Baghdadi Jewish leader

Solomon F. Sopher is the president of the Baghdadi Jewish community in Mumbai, India. He also serves as the Trustee of the David Sassoon Fund, and as the chairman and managing director of Sir Jacob Sassoon Trust, which manages the Knesset Eliyahoo synagogues in Mumbai, as well as the Magen David and the Ohel David synagogues at Pune, India.
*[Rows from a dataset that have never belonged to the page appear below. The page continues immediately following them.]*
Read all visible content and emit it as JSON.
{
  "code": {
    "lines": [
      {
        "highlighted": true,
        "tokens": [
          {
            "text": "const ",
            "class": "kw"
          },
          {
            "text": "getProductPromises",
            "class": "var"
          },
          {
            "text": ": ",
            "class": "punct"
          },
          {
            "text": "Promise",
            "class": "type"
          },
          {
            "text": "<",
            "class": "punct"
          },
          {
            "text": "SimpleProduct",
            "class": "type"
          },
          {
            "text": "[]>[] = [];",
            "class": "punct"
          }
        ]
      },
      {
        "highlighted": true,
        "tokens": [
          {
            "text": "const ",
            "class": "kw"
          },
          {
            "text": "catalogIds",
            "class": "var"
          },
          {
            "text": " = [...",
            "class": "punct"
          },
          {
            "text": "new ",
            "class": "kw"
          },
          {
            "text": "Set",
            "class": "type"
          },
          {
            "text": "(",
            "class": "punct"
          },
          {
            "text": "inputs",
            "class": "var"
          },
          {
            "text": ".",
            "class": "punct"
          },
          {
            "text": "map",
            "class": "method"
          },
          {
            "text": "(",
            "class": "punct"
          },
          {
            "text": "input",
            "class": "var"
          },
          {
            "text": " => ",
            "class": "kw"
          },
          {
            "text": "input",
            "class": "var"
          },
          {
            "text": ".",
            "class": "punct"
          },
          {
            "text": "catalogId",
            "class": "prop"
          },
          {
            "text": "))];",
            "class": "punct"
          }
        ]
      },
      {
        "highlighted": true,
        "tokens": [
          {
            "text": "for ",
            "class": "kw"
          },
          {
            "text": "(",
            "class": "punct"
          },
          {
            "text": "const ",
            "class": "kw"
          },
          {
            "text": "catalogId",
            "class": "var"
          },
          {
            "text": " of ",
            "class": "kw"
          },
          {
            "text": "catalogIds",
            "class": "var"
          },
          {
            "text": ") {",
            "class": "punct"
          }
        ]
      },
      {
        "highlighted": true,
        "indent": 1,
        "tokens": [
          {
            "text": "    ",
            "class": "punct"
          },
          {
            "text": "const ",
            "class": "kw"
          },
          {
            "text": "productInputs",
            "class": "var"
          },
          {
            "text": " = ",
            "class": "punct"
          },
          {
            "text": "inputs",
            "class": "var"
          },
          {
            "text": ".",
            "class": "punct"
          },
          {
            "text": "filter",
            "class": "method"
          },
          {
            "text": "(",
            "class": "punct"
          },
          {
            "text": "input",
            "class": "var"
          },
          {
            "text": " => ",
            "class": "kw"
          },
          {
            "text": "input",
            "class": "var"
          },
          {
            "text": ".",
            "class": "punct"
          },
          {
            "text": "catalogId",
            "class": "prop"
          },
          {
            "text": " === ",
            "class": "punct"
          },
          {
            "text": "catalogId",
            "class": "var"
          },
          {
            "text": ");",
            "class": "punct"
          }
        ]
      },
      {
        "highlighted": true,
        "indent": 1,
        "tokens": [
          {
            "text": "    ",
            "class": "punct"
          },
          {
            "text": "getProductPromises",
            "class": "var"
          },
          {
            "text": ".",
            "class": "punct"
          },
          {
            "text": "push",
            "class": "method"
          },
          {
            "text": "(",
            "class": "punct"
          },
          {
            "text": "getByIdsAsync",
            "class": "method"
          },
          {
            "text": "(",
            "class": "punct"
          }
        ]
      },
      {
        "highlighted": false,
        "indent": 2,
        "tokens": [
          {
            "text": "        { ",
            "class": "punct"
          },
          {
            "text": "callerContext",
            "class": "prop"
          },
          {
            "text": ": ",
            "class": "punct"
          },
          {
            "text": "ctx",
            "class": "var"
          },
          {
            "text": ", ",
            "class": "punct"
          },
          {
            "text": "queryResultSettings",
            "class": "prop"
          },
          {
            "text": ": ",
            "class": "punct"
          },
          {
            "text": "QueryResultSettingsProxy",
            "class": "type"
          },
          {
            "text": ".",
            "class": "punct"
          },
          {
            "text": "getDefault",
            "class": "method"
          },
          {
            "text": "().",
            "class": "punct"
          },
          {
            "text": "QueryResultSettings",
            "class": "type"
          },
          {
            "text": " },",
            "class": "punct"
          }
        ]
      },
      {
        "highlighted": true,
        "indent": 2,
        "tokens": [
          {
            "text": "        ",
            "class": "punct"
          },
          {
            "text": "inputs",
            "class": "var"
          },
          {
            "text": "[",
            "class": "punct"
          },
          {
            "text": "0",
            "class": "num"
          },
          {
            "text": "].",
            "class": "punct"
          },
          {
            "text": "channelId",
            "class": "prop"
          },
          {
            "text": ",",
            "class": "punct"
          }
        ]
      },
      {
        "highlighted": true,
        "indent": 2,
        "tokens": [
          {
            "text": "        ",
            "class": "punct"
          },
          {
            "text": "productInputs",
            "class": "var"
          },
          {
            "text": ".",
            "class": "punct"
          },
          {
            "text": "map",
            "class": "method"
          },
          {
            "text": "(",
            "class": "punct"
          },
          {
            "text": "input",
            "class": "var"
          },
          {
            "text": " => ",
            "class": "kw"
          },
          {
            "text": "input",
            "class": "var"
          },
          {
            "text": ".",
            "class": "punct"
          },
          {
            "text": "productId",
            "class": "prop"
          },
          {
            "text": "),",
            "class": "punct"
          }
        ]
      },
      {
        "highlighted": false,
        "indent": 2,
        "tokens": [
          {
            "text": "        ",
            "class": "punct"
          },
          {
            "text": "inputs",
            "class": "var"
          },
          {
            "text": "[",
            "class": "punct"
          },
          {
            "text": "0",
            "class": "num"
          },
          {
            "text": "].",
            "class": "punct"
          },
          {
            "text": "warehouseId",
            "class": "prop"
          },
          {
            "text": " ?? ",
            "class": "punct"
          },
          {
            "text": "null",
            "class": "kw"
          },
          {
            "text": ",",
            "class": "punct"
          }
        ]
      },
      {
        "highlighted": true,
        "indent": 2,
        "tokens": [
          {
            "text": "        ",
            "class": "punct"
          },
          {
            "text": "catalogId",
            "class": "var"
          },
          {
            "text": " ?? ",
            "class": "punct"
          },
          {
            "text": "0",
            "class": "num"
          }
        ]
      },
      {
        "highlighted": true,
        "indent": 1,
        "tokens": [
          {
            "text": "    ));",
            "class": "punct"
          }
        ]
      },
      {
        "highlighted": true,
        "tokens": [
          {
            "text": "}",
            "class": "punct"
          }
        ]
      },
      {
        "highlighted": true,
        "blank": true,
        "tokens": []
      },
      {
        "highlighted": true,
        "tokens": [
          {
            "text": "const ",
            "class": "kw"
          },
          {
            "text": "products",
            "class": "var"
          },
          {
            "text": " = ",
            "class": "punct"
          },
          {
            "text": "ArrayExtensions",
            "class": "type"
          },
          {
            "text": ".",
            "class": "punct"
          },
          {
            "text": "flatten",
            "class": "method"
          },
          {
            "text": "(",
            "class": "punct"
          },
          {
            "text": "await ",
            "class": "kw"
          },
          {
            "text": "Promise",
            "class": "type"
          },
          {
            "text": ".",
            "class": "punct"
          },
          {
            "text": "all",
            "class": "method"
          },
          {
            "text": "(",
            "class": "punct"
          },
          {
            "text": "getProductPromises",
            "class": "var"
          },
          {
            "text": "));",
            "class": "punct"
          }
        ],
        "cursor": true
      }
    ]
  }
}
==Institutional activities==
Solomon Sopher is also involved as a trustee and the Chairman of various other Jewish institutions like E.E.E. Sassoon High School, Sassoon Guest House, David Sassoon Library, Lady Rachel Sassoon Dispensary, Sassoon Dock, Indian Jewish Federation, etc. He is known as a very prominent and active Jewish leader in recent days. He made possible bringing the most well-known celebrities including recent Prime Minister of Israel Benjamin Netanyahu, Ehud Olmert, Ehud Barak, the late Yitzhak Rabin, Indian Politicians Sonia Gandhi, Sharad Pawar, Manohar Joshi, Balasaheb Thakeray, Dr. Zakir Hussain, celebrities like pop singing diva Madonna, Britney Spears, Michael Jackson, Rachel Bilson, Kate Winslet and many others to the Synagogue where he is involved.

==Charitable activities==
Solomon Sopher is involved with various charitable organizations and Trusts for the needy. His trust is open to people from all religions and castes. Solomon's Synagogue of Mumbai and Pune are well-known heritage properties of the country.